Alberto Cassani Nuovo LibroIn questi giorni è sugli scaffali delle librerie e online il nuovo romanzo di Alberto Cassani (356 pagine, 18 euro) intitolato Una giostra di duci e paladini, dopo la prova narrativa d’esordio, L’uomo di Mosca, pubblicato nel 2018 sempre dall’editore Baldini+Castoldi.
Cassani, 55 anni, già assessore alla cultura e anche per un periodo al bilancio, a Ravenna, dal 1997 al 2011, poi coordinatore della candidatura della città a Capitale Europea della Cultura 2019, da alcuni anni, oltre al lavoro come capo segreteria dell’assessorato al turismo, commercio, trasporti e infrastrutture della Regione Emilia-Romagna si dedica alla passione della scrittura. Di questa ultima creazione letteraria parliamo con l’autore, con alcune divagazioni anche sul passato e presente della sua vita politica e culturale.

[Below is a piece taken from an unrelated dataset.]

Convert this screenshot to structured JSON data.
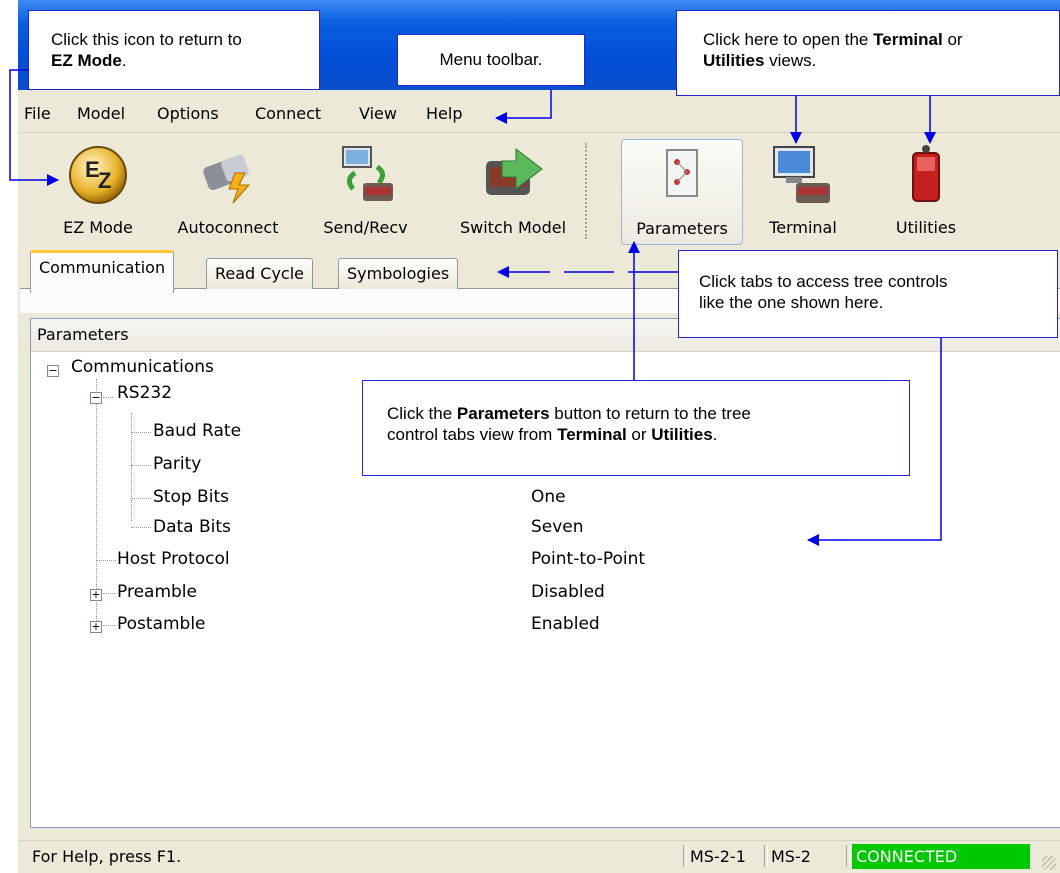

Diversamente dalla tua prima opera, L’uomo di Mosca, che evocava il periodo della guerra fredda e una spy story, questo nuovo romanzo ha un titolo che contiene una componente giocosa, sembra preludere a un’avventura tragicomica, dove spunta l’ironia,
«Il titolo in effetti è stato molto meditato. Il romanzo ha vari ingredienti, si alternano atmosfere diverse, si mescolano momenti drammatici ad altri vicini alla comicità. Serviva un titolo capace di rappresentare questa complessità. La costruzione narrativa non ha un’unica dimensione, è movimentata, intreccia diverse azioni. L’immagine della giostra poteva dare l’idea di questo movimento che ha più significati. C’è il senso ludico, quello della giostra dei bambini, quella del luna-park, ma c’è anche quello della giostra medievale, quindi della sfida, del duello, del conflitto; dunque, l’aspetto giocoso ma anche quello spericolato, rischioso, potenzialmente fatale. Poi ci sono i “duci e i paladini” che rappresentano questa sfida fra “buoni” e “cattivi”, tra cinici e idealisti. Qui mi sono ispirato alla traduzione di un passo del Faust di Goethe che, riflettendo sullo spirito dei tempi, chiama in gioco, per l’appunto, le “tragedie di duci e paladini” e la finzione teatrale, che potrebbe essere anche letteraria».

La trama parte da un intrigo di duci appunto, e da un disgraziato equivoco, che ricongiunge e porta in scena un manipolo di paladini. Non sono proprio degli eroi, ma questo non gli impedisce di entrare in scena in un campo imprevisto, ben più grande e pericoloso della loro routine un po’ provinciale.
«Sì, di fronte a un amico braccato da forze potenti e costretto suo malgrado a scappare, alcuni vecchi compagni si mettono in moto per aiutarlo e cercare di salvarlo. Di fronte a questo drammatico imprevisto subentra il tema delle “grandi” virtù – del coraggio, dell’onesta, della solidarietà –, la necessità di scegliere da che parte stare, che ricompatta un antico sodalizio nel verso di un’autentica amicizia. Poi fra i paladini c’è anche chi trova l’occasione, in questa avventura, di ridare senso a una vita un po’ spenta e depressa. E anche chi riflette sul rimpianto o le conseguenze di non avere fatto nella stessa vita certe scelte o di essersi adattato a “piccole” virtù, per convenienza o indolenza».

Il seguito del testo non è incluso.